Always come back to climbing though, reading guide books in the bog is still 2nd only to autotrader with an imaginary budget!

Oh and by the by, and am ridiculously and fantastically happy and quite amazed at life everyday. Its all good brotha. (my word I have been hanging out with Americans to much- haha)
robjob 18 Dec 2012
In reply to michaelc: Yeah the Expat thing can be true - I've seen that with heritage as well. The other way round I think mate for me though, personally although we all get along swimmingly I defiantly ousted (non intentionally) a couple of the others from the top dog climber status here as I am way more experienced and skilled. (just the way it is - Im am training to be MIA)

Thats the whole point of this thread - not right or wrong - just a lens...
robjob 18 Dec 2012
In reply to Jamie Bankhead: I think you make a cracking point there - I started climbing in the late 90's when I was about 15 - grew up in the sport reading about a lot of heros for whom it was definitely a lifer thing. They re-arranged everything to go climbing not slotted in climbing as and when it happened.

Probably a large influence in there for me. All of the others here just picked it up later on from another "thats an interesting outdoor sport - lets do that as well" point of view

What is interesting is I have a couple of mates that I introduced to climbing back in the UK, both have become as obsessed about it as I am and are loving it. Enthusiasm is infectious. (part of what I love about my job)

Rob
 TonyG 18 Dec 2012
In reply to robjob:
If it's all good, then it's all good On to your original question now... I used to think I was a climber, but then I had to re-evaluate things as I realised I was the only person around who was unconditionally available on any given weekend... Basically I was in exactly the same position it sounds like you're in now (except for the bit about being the best climber around!). So I threw myself into running, then discovered running in the mountains, which offered a perfect way of getting out in the mountains any time I wanted, regardless of whether there was a partner available... Hey presto, problem solved (although again, going back to the personality type, running in the mountains for me ended up being 100km trail races... but I've got a group out here who are into that too, and far deeper than me in some cases, so again, it's all good). The only consequence of all this though is that I felt/feel that I can no longer think of myself as a climber in the sense that I used to, but I'm cool with that, because I get so much more done in the mountains these days anyway. This winter I decided to rectify that though, and I'm currently on a personal journey to improve my winter alpine climbing, so who knows, I might just come out of this winter with a renewed vigour and motivation to focus on the climbing again... I doubt I'll ever ditch the mountain running though, it's far too satisfying, but I have to admit that a successful alpine route trumps any other activity I've ever enjoyed!

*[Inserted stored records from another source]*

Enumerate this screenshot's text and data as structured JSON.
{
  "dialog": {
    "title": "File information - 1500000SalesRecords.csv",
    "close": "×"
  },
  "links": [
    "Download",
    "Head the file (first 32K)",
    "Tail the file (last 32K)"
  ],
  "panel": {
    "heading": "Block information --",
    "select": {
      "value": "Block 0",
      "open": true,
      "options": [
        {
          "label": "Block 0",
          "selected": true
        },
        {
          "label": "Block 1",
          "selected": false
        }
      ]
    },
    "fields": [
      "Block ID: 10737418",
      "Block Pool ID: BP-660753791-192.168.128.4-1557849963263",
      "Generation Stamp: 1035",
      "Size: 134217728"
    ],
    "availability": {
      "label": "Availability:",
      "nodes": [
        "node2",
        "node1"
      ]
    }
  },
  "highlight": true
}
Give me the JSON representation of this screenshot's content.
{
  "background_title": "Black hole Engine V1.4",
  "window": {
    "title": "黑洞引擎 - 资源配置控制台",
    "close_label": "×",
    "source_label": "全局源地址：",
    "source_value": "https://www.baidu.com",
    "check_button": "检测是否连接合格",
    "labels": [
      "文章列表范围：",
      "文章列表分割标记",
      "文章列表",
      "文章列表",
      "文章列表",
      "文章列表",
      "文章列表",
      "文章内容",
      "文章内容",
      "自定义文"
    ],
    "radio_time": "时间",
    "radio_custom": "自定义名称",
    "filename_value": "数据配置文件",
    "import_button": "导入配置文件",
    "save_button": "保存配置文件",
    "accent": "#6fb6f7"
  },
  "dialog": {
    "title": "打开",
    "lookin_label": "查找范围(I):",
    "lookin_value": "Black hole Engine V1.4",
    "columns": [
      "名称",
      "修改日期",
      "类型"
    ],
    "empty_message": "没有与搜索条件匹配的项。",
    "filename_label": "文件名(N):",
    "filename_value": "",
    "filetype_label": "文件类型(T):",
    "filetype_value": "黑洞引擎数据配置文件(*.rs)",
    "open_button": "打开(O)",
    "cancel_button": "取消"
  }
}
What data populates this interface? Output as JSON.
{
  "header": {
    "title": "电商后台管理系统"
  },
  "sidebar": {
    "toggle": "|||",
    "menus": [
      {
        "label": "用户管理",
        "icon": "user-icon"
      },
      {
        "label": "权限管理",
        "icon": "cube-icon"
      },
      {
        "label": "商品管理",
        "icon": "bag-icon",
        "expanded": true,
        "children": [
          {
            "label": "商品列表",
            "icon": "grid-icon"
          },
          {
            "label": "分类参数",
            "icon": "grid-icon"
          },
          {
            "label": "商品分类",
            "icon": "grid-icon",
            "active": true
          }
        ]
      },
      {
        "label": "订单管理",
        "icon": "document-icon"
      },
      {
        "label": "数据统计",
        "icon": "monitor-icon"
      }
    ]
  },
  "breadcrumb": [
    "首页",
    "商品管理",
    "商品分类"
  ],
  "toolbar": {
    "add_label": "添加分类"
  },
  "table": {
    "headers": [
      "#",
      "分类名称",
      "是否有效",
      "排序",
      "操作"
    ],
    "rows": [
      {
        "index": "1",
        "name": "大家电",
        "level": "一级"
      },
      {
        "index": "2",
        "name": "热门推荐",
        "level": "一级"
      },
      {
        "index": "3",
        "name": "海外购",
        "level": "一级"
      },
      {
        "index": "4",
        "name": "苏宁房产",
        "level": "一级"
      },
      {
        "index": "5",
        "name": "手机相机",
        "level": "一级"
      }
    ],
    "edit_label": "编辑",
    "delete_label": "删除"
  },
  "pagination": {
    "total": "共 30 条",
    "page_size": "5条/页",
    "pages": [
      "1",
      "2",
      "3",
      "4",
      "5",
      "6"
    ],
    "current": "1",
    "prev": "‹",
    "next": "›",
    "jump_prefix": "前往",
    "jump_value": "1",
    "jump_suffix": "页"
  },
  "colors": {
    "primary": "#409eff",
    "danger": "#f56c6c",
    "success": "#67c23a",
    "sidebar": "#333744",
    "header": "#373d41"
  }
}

So that's a brief synopsis of my story, not so dissimilar to yours I guess. Glad to hear that you're enjoying things and that they're a lot more varied and interesting than you first implied Enjoy being an expat all you can... As ice.solo and I often discuss out here, it gives you options and allows you to inhabit a unique space that natives in their own country aren't really able to... That's valuable
 Fraser 18 Dec 2012
In reply to robjob:

Everything I do revolves around my climbing. Everything. I've done many other 'sports' (I don't consider climbing a sport, it's a way of life now) but nothing comes close in terms of enjoyment and committment. Even in my professional life, I really only do that to finance the climbing. That probably makes me a climber.